NYS: Why Are Authoritarian Entities Needed to Create Charter Schools if They Are So Popular?
The charter school industry has been operating in overdrive for several decades, trying desperately to convince everyone that charter schools are amazing, unassailable, and always in high demand.
But if charter schools are marvelous and popular why have charter school promoters spent years using top-down heavy-handed entities comprised of unelected pro-privatization individuals to impose charter schools on communities across the country?
Many, if not most, charter school laws state that the residents of a community must be consulted and their input must be considered in a meaningful way when unelected private citizens or external organizations strive to open a charter school in their community.
Yet time and again this simple democratic principle is violated by many entities that authorize charter schools. New York State is a textbook example of this anti-democratic set-up.
A January 27, 2026 press release from New York State United Teachers (NYSUT) titled “NYSUT files lawsuit challenging SUNY charter approvals,” states: “Today, New York State United Teachers, alongside education and community partners, filed a lawsuit in Albany County Supreme Court to hold the State University of New York Charter School Institute accountable for its decision to authorize new charter schools in Brentwood and Central Islip, despite rejection by the State Education Department and clear opposition from local communities.” This is not the first time the Institute has ignored the will of the community.
The State University of New York Charter School Institute was established in 1999 and is one of four entities authorized to approve new charter schools in the State of New York. Institute members are appointed by the SUNY Board of Trustees, they are not elected officials.
The press release explains that, “The lawsuit challenges SUNY, its board of trustees and its Charter Schools Institute for approving charter school applications that do not appear to meet fundamental requirements under New York law, including demonstrated community support and evidence of likely educational benefit. In both Brentwood and Central Islip, parents, educators, and local leaders raised serious concerns about the impact of additional charter schools on already-strained public school districts. SED [State Education Department] considered those concerns and rejected the applications. SUNY did not.” Privately-operated charter schools are notorious for corruption, poor academic performance, and for siphoning huge sums of public money from continually-underfunded public schools.
NYSUT President Melinda Person stated that, “This entity [Charter School Institute] has repeatedly ignored state law by dismissing community voices and overriding education experts in order to rubber-stamp charter applications. That is an abuse of its authority as a charter authorizer and a threat to public schools and the communities they serve. Public education works best when decisions are made with communities — not imposed on them — and that principle is worth defending.”
Why should anyone support a school that is not based on democratic decision-making processes? Why would a charter school authorizer defy state laws and act in an unlawful manner, especially when it is part of the state apparatus?
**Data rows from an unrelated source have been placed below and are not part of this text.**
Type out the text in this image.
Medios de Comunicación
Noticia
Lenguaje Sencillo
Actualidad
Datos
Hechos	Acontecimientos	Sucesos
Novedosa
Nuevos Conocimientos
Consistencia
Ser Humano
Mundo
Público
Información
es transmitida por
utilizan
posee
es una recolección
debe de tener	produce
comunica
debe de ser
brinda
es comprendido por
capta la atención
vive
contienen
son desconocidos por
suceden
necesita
Why act in an authoritarian manner if charter schools are supposedly very popular?
The NYSUT press release concludes that the Charter School Institute’s top-down actions are part of a larger pattern of “approving schools with little evidence of community need or support, and at times those with clear opposition. It also highlights the dysfunction created by New York’s dual charter authorizing system — which allows rejected [charter school] applicants to shop their applications to SUNY Charter Schools Institute for likely approval without addressing concerns raised by state education department experts.”
The goal of NYSUT’s lawsuit is “to restore accountability, enforce the law as written, and protect the rights of local communities to have a meaningful voice in decisions that shape the future of their public schools.”
Clearly, in New York State and elsewhere there is a battle between the forces of authoritarianism and the forces of democracy. Private interests are working hard to avoid any democratic mechanisms and processes. They want to freely impose their will on the majority. This dynamic operate in many institutions. Would such a battle exist if the legitimacy and utility of charter schools was not in question? People today need democratic renewal so that their needs and rights, not the dictate of private interests, are put in first place.